Call them Rib Wings. Call them party ribs. Make them this weekend.

How to Make Rib Wings (Party Ribs)

What You’ll Need

One rack St. Louis-cut pork spareribs, sliced into 1- to 2-rib sections before cooking. 16-mesh black pepper, kosher salt, brown sugar, garlic powder, or your preferred rib rub. For the spritz: apple cider vinegar, brown sugar or maple syrup, Worcestershire sauce, Tabasco.

The Method

Season all sides of each rib section thoroughly. Place on a smoker at 250 degrees Fahrenheit with space between sections for smoke circulation. After the first hour, spritz every 30 to 45 minutes with the vinegar mixture. In the final 30 minutes, raise the temperature to 300 degrees. Pull from the smoker when the meat has shrunk back from the bone about half an inch. Total cook time: under 4 hours.

Frequently Asked Questions

What are party ribs, and are they the same as Rib Wings?

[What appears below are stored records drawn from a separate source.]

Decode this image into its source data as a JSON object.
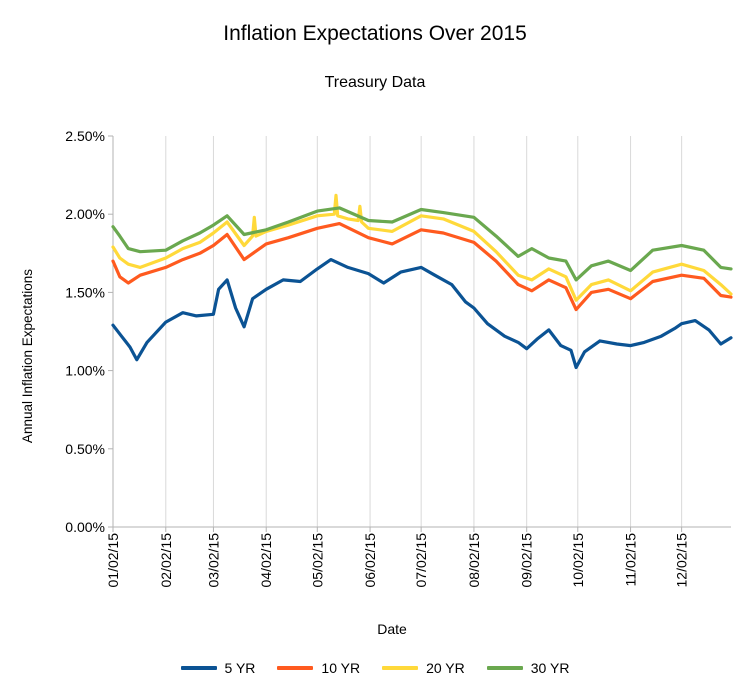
{
  "chart_data": {
    "type": "line",
    "title": "Inflation Expectations Over 2015",
    "subtitle": "Treasury Data",
    "xlabel": "Date",
    "ylabel": "Annual  Inflation  Expectations",
    "ylim": [
      0,
      0.025
    ],
    "yticks": [
      "0.00%",
      "0.50%",
      "1.00%",
      "1.50%",
      "2.00%",
      "2.50%"
    ],
    "ytick_values": [
      0,
      0.005,
      0.01,
      0.015,
      0.02,
      0.025
    ],
    "xlim": [
      "2015-01-02",
      "2015-12-31"
    ],
    "xticks": [
      "01/02/15",
      "02/02/15",
      "03/02/15",
      "04/02/15",
      "05/02/15",
      "06/02/15",
      "07/02/15",
      "08/02/15",
      "09/02/15",
      "10/02/15",
      "11/02/15",
      "12/02/15"
    ],
    "xtick_dates": [
      "2015-01-02",
      "2015-02-02",
      "2015-03-02",
      "2015-04-02",
      "2015-05-02",
      "2015-06-02",
      "2015-07-02",
      "2015-08-02",
      "2015-09-02",
      "2015-10-02",
      "2015-11-02",
      "2015-12-02"
    ],
    "grid": "vertical",
    "legend_position": "bottom",
    "series": [
      {
        "name": "5 YR",
        "color": "#0b5394",
        "x": [
          "2015-01-02",
          "2015-01-07",
          "2015-01-12",
          "2015-01-16",
          "2015-01-22",
          "2015-02-02",
          "2015-02-12",
          "2015-02-20",
          "2015-03-02",
          "2015-03-05",
          "2015-03-10",
          "2015-03-15",
          "2015-03-20",
          "2015-03-25",
          "2015-04-02",
          "2015-04-12",
          "2015-04-22",
          "2015-05-02",
          "2015-05-10",
          "2015-05-20",
          "2015-06-01",
          "2015-06-10",
          "2015-06-20",
          "2015-07-02",
          "2015-07-10",
          "2015-07-20",
          "2015-07-28",
          "2015-08-02",
          "2015-08-10",
          "2015-08-20",
          "2015-08-28",
          "2015-09-02",
          "2015-09-08",
          "2015-09-15",
          "2015-09-22",
          "2015-09-28",
          "2015-10-01",
          "2015-10-06",
          "2015-10-15",
          "2015-10-25",
          "2015-11-02",
          "2015-11-10",
          "2015-11-20",
          "2015-11-28",
          "2015-12-02",
          "2015-12-10",
          "2015-12-18",
          "2015-12-25",
          "2015-12-31"
        ],
        "values": [
          0.0129,
          0.0122,
          0.0115,
          0.0107,
          0.0118,
          0.0131,
          0.0137,
          0.0135,
          0.0136,
          0.0152,
          0.0158,
          0.014,
          0.0128,
          0.0146,
          0.0152,
          0.0158,
          0.0157,
          0.0165,
          0.0171,
          0.0166,
          0.0162,
          0.0156,
          0.0163,
          0.0166,
          0.0161,
          0.0155,
          0.0144,
          0.014,
          0.013,
          0.0122,
          0.0118,
          0.0114,
          0.012,
          0.0126,
          0.0116,
          0.0113,
          0.0102,
          0.0112,
          0.0119,
          0.0117,
          0.0116,
          0.0118,
          0.0122,
          0.0127,
          0.013,
          0.0132,
          0.0126,
          0.0117,
          0.0121
        ]
      },
      {
        "name": "10 YR",
        "color": "#ff5a1f",
        "x": [
          "2015-01-02",
          "2015-01-06",
          "2015-01-11",
          "2015-01-18",
          "2015-02-02",
          "2015-02-12",
          "2015-02-22",
          "2015-03-02",
          "2015-03-10",
          "2015-03-20",
          "2015-04-02",
          "2015-04-15",
          "2015-05-02",
          "2015-05-15",
          "2015-06-01",
          "2015-06-15",
          "2015-07-02",
          "2015-07-15",
          "2015-08-02",
          "2015-08-15",
          "2015-08-28",
          "2015-09-05",
          "2015-09-15",
          "2015-09-25",
          "2015-10-01",
          "2015-10-10",
          "2015-10-20",
          "2015-11-02",
          "2015-11-15",
          "2015-12-02",
          "2015-12-15",
          "2015-12-25",
          "2015-12-31"
        ],
        "values": [
          0.017,
          0.016,
          0.0156,
          0.0161,
          0.0166,
          0.0171,
          0.0175,
          0.018,
          0.0187,
          0.0171,
          0.0181,
          0.0185,
          0.0191,
          0.0194,
          0.0185,
          0.0181,
          0.019,
          0.0188,
          0.0182,
          0.017,
          0.0155,
          0.0151,
          0.0158,
          0.0153,
          0.0139,
          0.015,
          0.0152,
          0.0146,
          0.0157,
          0.0161,
          0.0159,
          0.0148,
          0.0147
        ]
      },
      {
        "name": "20 YR",
        "color": "#ffd93a",
        "x": [
          "2015-01-02",
          "2015-01-06",
          "2015-01-11",
          "2015-01-18",
          "2015-02-02",
          "2015-02-12",
          "2015-02-22",
          "2015-03-02",
          "2015-03-10",
          "2015-03-20",
          "2015-03-25",
          "2015-03-26",
          "2015-03-27",
          "2015-04-02",
          "2015-04-15",
          "2015-05-02",
          "2015-05-12",
          "2015-05-13",
          "2015-05-14",
          "2015-05-20",
          "2015-05-26",
          "2015-05-27",
          "2015-05-28",
          "2015-06-01",
          "2015-06-15",
          "2015-07-02",
          "2015-07-15",
          "2015-08-02",
          "2015-08-15",
          "2015-08-28",
          "2015-09-05",
          "2015-09-15",
          "2015-09-25",
          "2015-10-01",
          "2015-10-10",
          "2015-10-20",
          "2015-11-02",
          "2015-11-15",
          "2015-12-02",
          "2015-12-15",
          "2015-12-25",
          "2015-12-31"
        ],
        "values": [
          0.0179,
          0.0172,
          0.0168,
          0.0166,
          0.0172,
          0.0178,
          0.0182,
          0.0188,
          0.0195,
          0.018,
          0.0186,
          0.0198,
          0.0186,
          0.0189,
          0.0193,
          0.0199,
          0.02,
          0.0212,
          0.0199,
          0.0197,
          0.0196,
          0.0205,
          0.0195,
          0.0191,
          0.0189,
          0.0199,
          0.0197,
          0.0189,
          0.0176,
          0.0161,
          0.0158,
          0.0165,
          0.016,
          0.0145,
          0.0155,
          0.0158,
          0.0151,
          0.0163,
          0.0168,
          0.0164,
          0.0155,
          0.0149
        ]
      },
      {
        "name": "30 YR",
        "color": "#6aa84f",
        "x": [
          "2015-01-02",
          "2015-01-06",
          "2015-01-11",
          "2015-01-18",
          "2015-02-02",
          "2015-02-12",
          "2015-02-22",
          "2015-03-02",
          "2015-03-10",
          "2015-03-20",
          "2015-04-02",
          "2015-04-15",
          "2015-05-02",
          "2015-05-15",
          "2015-06-01",
          "2015-06-15",
          "2015-07-02",
          "2015-07-15",
          "2015-08-02",
          "2015-08-15",
          "2015-08-28",
          "2015-09-05",
          "2015-09-15",
          "2015-09-25",
          "2015-10-01",
          "2015-10-10",
          "2015-10-20",
          "2015-11-02",
          "2015-11-15",
          "2015-12-02",
          "2015-12-15",
          "2015-12-25",
          "2015-12-31"
        ],
        "values": [
          0.0192,
          0.0186,
          0.0178,
          0.0176,
          0.0177,
          0.0183,
          0.0188,
          0.0193,
          0.0199,
          0.0187,
          0.019,
          0.0195,
          0.0202,
          0.0204,
          0.0196,
          0.0195,
          0.0203,
          0.0201,
          0.0198,
          0.0186,
          0.0173,
          0.0178,
          0.0172,
          0.017,
          0.0158,
          0.0167,
          0.017,
          0.0164,
          0.0177,
          0.018,
          0.0177,
          0.0166,
          0.0165
        ]
      }
    ]
  }
}
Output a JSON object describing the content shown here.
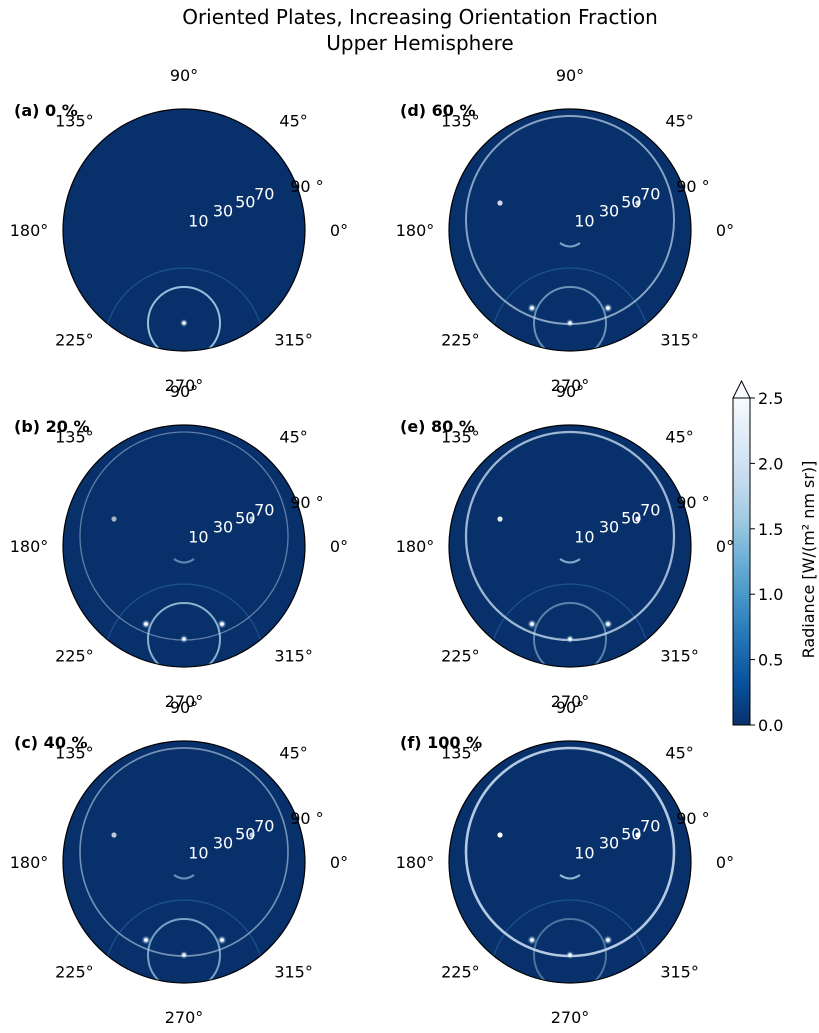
{
  "figure": {
    "title_line1": "Oriented Plates, Increasing Orientation Fraction",
    "title_line2": "Upper Hemisphere"
  },
  "colors": {
    "background": "#08306b",
    "colormap": [
      "#08306b",
      "#08519c",
      "#2171b5",
      "#4292c6",
      "#6baed6",
      "#9ecae1",
      "#c6dbef",
      "#deebf7",
      "#f7fbff"
    ],
    "border": "#000000"
  },
  "chart_data": {
    "type": "heatmap",
    "projection": "polar (upper hemisphere, azimuth vs zenith angle)",
    "azimuth_tick_labels": [
      "0°",
      "45°",
      "90°",
      "135°",
      "180°",
      "225°",
      "270°",
      "315°"
    ],
    "zenith_tick_labels": [
      "10",
      "30",
      "50",
      "70",
      "90 °"
    ],
    "panels": [
      {
        "label": "(a) 0 %",
        "orientation_fraction_percent": 0
      },
      {
        "label": "(b) 20 %",
        "orientation_fraction_percent": 20
      },
      {
        "label": "(c) 40 %",
        "orientation_fraction_percent": 40
      },
      {
        "label": "(d) 60 %",
        "orientation_fraction_percent": 60
      },
      {
        "label": "(e) 80 %",
        "orientation_fraction_percent": 80
      },
      {
        "label": "(f) 100 %",
        "orientation_fraction_percent": 100
      }
    ],
    "colorbar": {
      "label": "Radiance [W/(m² nm sr)]",
      "range": [
        0.0,
        2.5
      ],
      "ticks": [
        "0.0",
        "0.5",
        "1.0",
        "1.5",
        "2.0",
        "2.5"
      ],
      "extend": "max",
      "colormap": "Blues_r"
    }
  }
}
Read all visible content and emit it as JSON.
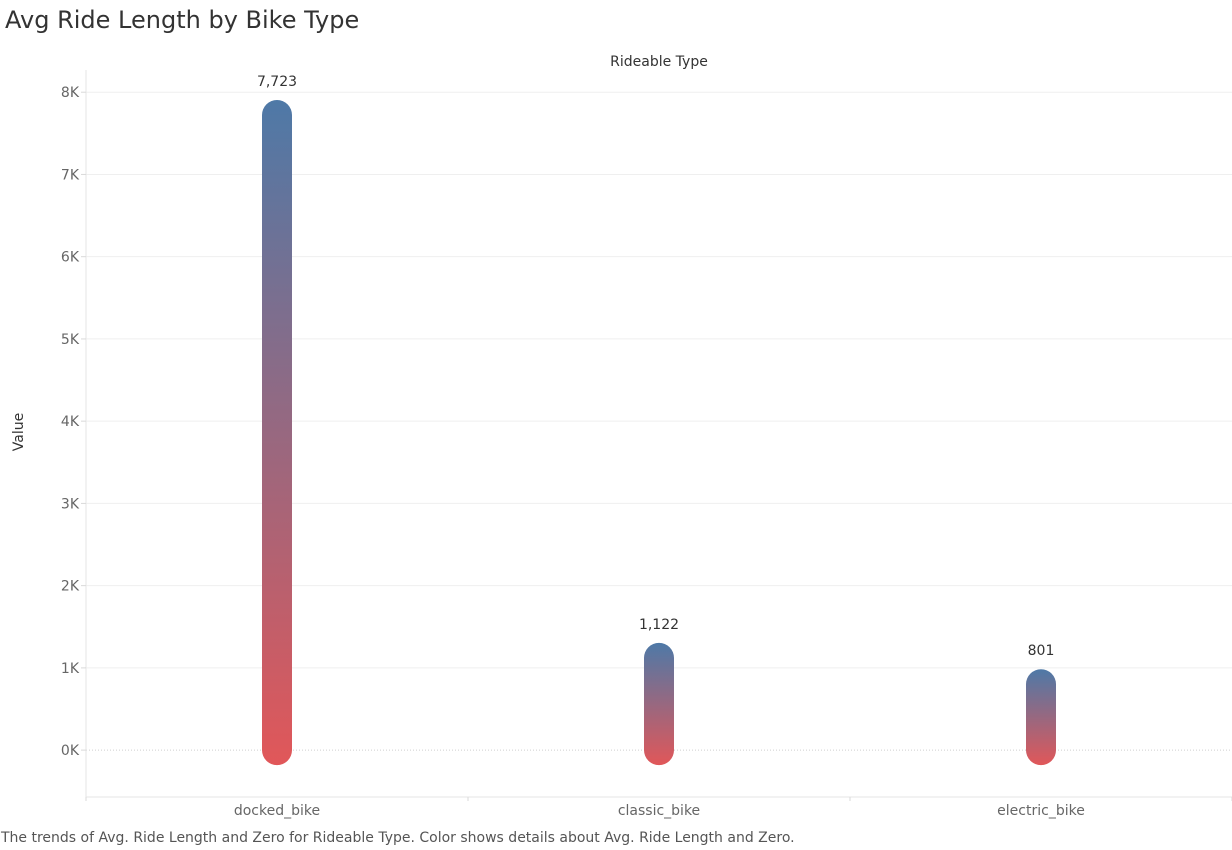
{
  "chart_data": {
    "type": "bar",
    "title": "Avg Ride Length by Bike Type",
    "column_header": "Rideable Type",
    "xlabel": "",
    "ylabel": "Value",
    "ylim": [
      -570,
      8270
    ],
    "y_ticks": [
      0,
      1000,
      2000,
      3000,
      4000,
      5000,
      6000,
      7000,
      8000
    ],
    "y_tick_labels": [
      "0K",
      "1K",
      "2K",
      "3K",
      "4K",
      "5K",
      "6K",
      "7K",
      "8K"
    ],
    "categories": [
      "docked_bike",
      "classic_bike",
      "electric_bike"
    ],
    "values": [
      7723,
      1122,
      801
    ],
    "data_labels": [
      "7,723",
      "1,122",
      "801"
    ],
    "grid": true,
    "legend": "none",
    "caption": "The trends of Avg. Ride Length and Zero for Rideable Type.  Color shows details about Avg. Ride Length and Zero.",
    "colors": {
      "bar_top": "#4E79A7",
      "bar_bottom": "#E15759",
      "grid": "#EFEFEF",
      "zero_line": "#CFCFCF",
      "axis_text": "#666666",
      "label_text": "#333333"
    }
  }
}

Yes. Party ribs is the name that spread across social media and recipe sites starting around 2023. Rib Wings is the original name, coined by Mike Hiller in a June 2022 story on EscapeHatchDallas.com. The technique is identical: a rack of pork ribs sliced into individual sections before cooking, giving each rib 360 degrees of smoke, seasoning, and bark.

What cut of ribs works best?

St. Louis-cut spareribs are the preferred choice. They carry more fat and connective tissue than baby back ribs, which means better rendering and deeper flavor across the cook. Baby back ribs can work but will cook faster and need closer monitoring.

Do I need to remove the membrane before cooking?

No. That’s one of the technique’s core advantages. Slicing the rack into individual sections before cooking allows the membrane to shrink back onto the bone on its own during the cook. It’s one less step, and it works.

What temperature should my smoker be set to?

Start at 250 degrees Fahrenheit for the first two and a half to three hours, then raise to 300 degrees for the final 30 minutes to crisp the edges and set the bark.

How do I know when they’re done?

When the meat has visibly shrunk back from the bone by about half an inch, they’re ready. An instant-read thermometer reading of 195 to 203 degrees Fahrenheit confirms the collagen has broken down and the ribs will have the pull-apart texture you’re after.

Can I make these without a smoker?

A charcoal grill set up for indirect cooking with wood chunks added to the coals will get you close. A gas grill with a smoker box will add some smoke flavor. The technique is built around low-and-slow smoke, so the closer you can get to that environment, the better the result.